Sep. 21, 2005 - Issue #518: Superstud
Dispatch
9/21/05, Lookin' out my front door
“He can go crazy or stay sane, if he can do it on six feet of
chain”—Lee Hazlewood, Six Feet of Chain
Guess it’s that time again, time for the “seasonal
column”... a free pass to just sort of meander and talk about the
weather, four times a year—even more, if we get faked out by a false
spring, fake summer, ersatz autumn or sham winter. This, though is pretty
much real fall, right on schedule. Yep. You want to know why the
green-and-gold livery of the Eskies and the U of A teams should bring tears
of joy and pride to your Edmontonian eyes? Go have a beer in RATT in the
Students’ Union Building. Crammy, shitty-logo sports-bar transformation
or no, that’s still the best damn drinkin’ view in town, and the
carpet of seasonal interface foliage rolling east under the sun all the way
to WEM’s ad-bearing beige rollercoaster shed has just enough beauty to
fuel your soul through the dreary months of Browntown.
Beauty’s everywhere you care to cast your eyes these days, actually;
you don’t need to ride an elevator to see it.

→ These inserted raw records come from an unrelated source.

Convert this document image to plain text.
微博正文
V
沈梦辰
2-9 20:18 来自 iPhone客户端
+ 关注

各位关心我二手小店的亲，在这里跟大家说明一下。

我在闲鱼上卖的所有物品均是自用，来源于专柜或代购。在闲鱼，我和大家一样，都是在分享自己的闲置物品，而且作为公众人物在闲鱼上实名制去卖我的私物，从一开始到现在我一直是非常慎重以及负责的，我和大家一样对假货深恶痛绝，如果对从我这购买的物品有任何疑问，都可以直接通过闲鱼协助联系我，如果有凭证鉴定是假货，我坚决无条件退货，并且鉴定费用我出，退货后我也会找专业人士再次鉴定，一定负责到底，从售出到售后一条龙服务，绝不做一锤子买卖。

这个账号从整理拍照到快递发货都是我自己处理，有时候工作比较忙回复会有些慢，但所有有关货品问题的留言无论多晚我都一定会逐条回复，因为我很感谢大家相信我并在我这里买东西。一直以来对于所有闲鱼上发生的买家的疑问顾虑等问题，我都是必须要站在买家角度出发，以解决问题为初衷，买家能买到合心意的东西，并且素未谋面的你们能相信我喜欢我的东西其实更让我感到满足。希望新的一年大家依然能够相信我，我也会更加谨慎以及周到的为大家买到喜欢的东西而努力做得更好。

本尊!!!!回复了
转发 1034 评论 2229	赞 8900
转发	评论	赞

Like, out here on my
front porch, Lee Hazlewood’s Trouble is a Lonesome Town strumming out
through the screen door, a cup of my roommate’s good coffee in my hand,
the smell of frying onions just barely making it up from the kitchen to
mingle with that first breath of honest leaf-decay... damn. Even the
vehicle-storage alley that allows my west-facing front window the most
suntime anyone can expect in the dark months looks kinda majestic in this
clear September light. Lots of fun party times out here on these steps this
summer, shooting the shit and filling the unplanted planter with beercans and
butts, watching the pretty people go by... as it gets colder that action
subsides until it’s only smokers briefly huddling there in the
Christmas-light glow with whoever’s joined them out of sympathy or
desire for private words—but that scene’s got its own magic,
too.
The best part about fall is the return of fall fashion. Basically, I’d
be happy to live in a place where the temperature never went above 18 and
never went below, say, 10. I might have to journey to another planet to find
such a climate. Or perhaps my descendants, having gone through generations
aboard their gargantuan starship over the decades-long journey across the
wastes of space, would be the ones to step out onto this alien world. Either
way, humanity would have founded a paradise free from the grotesque excesses
of summertime clothing, free from the pinched-off midriff rolls, the peeking
thongs in unnatural synthetic hues and the scuzzy wifebeaters, the boob tubes
and the socks-with-sandals.
A paradise, I tell you! Cuddly sweaters and well-cut jeans, casual slacks and
tweed jackets, cool hoodies and warm flannel, suede sneakers and conservative
Docs, this shall be the uniform of the Star People! And woe betide she who
sullies the harmony of our extraplanetary streets with the sight of
sweat-pants with words stamped across the ass! Banished shall they be, to the
wilds where the pod-tigers and vampire moss lurk, while we in our earthtoned
comfy-casual apparel turn the thermostats of our living-domes down to
energy-conserving levels and snuggle up with the Mr. Show DVDs we’ve
carried with us from Mother Earth.
Ah, dreams. This is the beauty a change in the seasons brings. Not just the
beauty of watching the world move in its cycles, but the beauty of watching
your mind and the minds of your friends (and enemies) move into the new
idea-spaces created by shifting times and temperatures. For me, it’s a
dream of voyaging through outer space to a planet where all the girls wear
wholesome knit sweaters and curve-hugging Levis and all the boys dress like
psychology TAs from the ’60s... what’s your dream, Edmontonian?